A Practical Case Study in Standing on the Side of Love

Conventional liberal approaches to homelessness have been practiced for decades -- since the beginning of the present housing crisis in the 80's when the emerging rightwing hegemony over policy dismantled public housing programs and cut community based mental health programs as too costly. 

Homeless people and families were provided social services, and as they proved that they were ready, they became eligible for subsidized housing programs.  The policy was driven by mercy, but also by the fear of a moral hazard. The fear is that if help is given to the undeserving poor; the help will reward socially undesirable behavior. The fear is that social policies will create dangerous temptations by being too generous. 

Housing FIrst breaks with the fear of the moral hazard. In cities that are implementing "Housing First," chronically homeless people, as they are, are given keys to apartments. They don't have to get sober; they didn't have to get mental health treatment and be stable. Mercy, so to speak, is unconditional. Surprise, formerly homeless people will deal with their underlying issues when they have a home, an address, and a more secure living situation. Doesn't that make sense? It's easier to solve real problems when you have a roof over head than when you sleeping in the alley.  It even costs less, which is not the point, but interesting. 

The opposite of love is indifference. The old policies were based on the threat of indifference. If you, a homeless person, don't shape up, the rest of us will be indifferent to your situation. You can sleep in the alley for all we care. All social policies that reflect some sort of "tough love" threaten indifference, the conscious withholding of resources or support, as a punishment for not doing the "right thing" or exercising your "personal responsibility." 

Love is engaged caring. It's tactic is not withholding, but caring. It is meeting people where they are and helping them with the resources to address their most pressing problems. 

The present rightwing ideology that still shapes public policy in this country (despite being a minority political position) is based on withholding assistance in order to force  people to "exercise their personal responsibility."  We've cut unemployment benefits, "reformed Welfare", reduced food stamps, restricted Medicaid, let the banks profit on the education of the young. We now face a retirement crisis that is the direct result of such "tough love" policies. Social Security benefits have been kept low in order to make sure the workers save enough for their retirement.  They think that we must avoid the moral hazard of letting people think that they will have secure retirement no matter what. 

When religious liberals say that we are standing on the side of love, I believe that we are calling for the institutionalization of love as the basis of social policies.  Social policies should work on the basis of engaged caring that meets people where they are. Our social programs should not threaten to withhold resources to force bahavioral  changes.

If that seems too abstract, or pollyannish, to explain to your friends and family, point to the example of Housing First. 


  1. Hear, hear! As long as I live I will never, ever apologize to the "sensible" a-holes for being THIS kind of liberal.

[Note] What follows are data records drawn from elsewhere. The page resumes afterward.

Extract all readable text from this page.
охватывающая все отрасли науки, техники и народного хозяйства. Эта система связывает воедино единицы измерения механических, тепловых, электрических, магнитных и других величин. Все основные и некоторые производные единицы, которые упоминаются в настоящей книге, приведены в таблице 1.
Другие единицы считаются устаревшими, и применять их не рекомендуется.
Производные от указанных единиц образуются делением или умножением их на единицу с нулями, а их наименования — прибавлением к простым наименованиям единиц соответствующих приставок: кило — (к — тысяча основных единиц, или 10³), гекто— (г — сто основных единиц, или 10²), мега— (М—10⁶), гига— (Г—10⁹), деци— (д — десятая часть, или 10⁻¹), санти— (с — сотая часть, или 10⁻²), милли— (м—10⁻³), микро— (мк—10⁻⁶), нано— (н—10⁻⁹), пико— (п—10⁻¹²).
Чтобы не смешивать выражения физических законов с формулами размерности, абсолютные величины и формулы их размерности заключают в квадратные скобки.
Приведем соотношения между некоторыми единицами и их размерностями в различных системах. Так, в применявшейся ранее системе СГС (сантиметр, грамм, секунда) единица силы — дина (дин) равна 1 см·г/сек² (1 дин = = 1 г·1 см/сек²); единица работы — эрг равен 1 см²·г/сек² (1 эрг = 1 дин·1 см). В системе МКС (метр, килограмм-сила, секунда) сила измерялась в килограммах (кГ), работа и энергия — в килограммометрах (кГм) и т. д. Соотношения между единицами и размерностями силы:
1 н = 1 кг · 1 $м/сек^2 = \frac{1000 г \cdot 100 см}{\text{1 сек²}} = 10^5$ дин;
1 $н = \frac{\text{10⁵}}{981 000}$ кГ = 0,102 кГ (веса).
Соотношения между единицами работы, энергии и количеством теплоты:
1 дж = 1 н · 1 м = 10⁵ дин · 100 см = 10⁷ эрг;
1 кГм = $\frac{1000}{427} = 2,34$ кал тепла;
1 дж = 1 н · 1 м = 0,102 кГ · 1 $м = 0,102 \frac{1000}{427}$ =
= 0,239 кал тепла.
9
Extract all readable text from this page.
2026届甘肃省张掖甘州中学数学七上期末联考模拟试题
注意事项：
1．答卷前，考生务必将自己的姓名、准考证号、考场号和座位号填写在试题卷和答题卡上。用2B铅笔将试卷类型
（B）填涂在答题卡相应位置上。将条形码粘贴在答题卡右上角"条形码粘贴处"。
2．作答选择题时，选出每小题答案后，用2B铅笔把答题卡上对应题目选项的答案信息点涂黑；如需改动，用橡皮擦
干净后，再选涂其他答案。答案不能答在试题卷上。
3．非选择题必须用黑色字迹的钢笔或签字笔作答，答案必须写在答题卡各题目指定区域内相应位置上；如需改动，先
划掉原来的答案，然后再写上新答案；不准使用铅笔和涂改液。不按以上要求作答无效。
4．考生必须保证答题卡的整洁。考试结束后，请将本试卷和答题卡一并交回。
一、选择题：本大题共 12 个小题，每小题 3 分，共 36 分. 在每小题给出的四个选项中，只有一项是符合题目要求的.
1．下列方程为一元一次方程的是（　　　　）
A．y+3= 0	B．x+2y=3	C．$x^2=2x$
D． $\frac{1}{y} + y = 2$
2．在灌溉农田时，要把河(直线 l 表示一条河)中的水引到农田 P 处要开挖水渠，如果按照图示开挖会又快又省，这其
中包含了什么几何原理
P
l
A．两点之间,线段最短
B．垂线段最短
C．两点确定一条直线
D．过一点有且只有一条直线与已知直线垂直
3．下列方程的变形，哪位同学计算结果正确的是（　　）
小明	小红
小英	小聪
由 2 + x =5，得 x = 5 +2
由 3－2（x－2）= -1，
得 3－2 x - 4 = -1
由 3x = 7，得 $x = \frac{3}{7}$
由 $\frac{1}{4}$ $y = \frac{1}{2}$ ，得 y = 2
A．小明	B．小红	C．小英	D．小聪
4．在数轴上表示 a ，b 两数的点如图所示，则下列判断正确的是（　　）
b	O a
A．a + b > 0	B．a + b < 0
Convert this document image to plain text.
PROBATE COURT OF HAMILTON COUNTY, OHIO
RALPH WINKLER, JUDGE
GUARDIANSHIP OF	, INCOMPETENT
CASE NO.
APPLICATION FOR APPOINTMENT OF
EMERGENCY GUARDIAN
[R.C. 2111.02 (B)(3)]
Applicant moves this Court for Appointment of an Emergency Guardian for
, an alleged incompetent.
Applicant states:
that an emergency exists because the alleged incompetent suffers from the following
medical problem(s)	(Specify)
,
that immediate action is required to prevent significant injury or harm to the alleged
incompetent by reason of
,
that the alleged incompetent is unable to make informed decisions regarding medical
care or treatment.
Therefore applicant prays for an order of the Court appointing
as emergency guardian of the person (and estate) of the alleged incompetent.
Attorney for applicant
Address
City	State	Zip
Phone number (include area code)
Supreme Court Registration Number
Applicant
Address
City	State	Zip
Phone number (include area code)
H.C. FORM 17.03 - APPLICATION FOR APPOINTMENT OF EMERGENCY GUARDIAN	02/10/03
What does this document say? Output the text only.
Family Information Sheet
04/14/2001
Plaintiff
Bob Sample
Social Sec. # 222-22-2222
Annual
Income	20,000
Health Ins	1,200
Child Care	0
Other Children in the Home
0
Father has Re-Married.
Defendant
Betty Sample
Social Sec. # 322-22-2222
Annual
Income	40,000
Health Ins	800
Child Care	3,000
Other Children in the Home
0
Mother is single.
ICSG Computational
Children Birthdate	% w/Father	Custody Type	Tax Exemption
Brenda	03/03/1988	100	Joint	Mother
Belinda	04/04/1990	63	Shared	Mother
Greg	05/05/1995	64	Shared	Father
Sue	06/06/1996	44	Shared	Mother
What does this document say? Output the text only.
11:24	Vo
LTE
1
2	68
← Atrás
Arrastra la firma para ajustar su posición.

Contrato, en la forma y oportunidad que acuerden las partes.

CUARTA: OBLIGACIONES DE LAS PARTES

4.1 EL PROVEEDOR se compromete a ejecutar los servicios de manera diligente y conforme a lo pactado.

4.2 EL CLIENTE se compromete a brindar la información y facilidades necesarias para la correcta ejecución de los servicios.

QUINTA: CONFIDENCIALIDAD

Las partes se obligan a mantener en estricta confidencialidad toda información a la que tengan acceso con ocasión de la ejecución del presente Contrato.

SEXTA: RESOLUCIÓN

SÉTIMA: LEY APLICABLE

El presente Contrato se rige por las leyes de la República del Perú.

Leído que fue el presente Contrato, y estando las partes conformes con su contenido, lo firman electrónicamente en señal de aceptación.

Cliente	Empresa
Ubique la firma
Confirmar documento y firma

  2. I'm not sure if this is directly responsive to your piece, but I'm glad to see a focus on class and economics. While I think that most of us (meaning UUs or perhaps just readers of this blog) come down on the same side as you, I also feel like that same majority also find it easier to talk about marriage equality or climate change than unemployment benefits or the role of unions. The latter group of issues are, admittedly, more nuanced -- being in favor of generous unemployment benefits doesn't answer the question of how much those benefits should be or how long they should be offered. That said, those issues affect a vast number of people in the here and now, and in my mind are crucial to building broader alliances.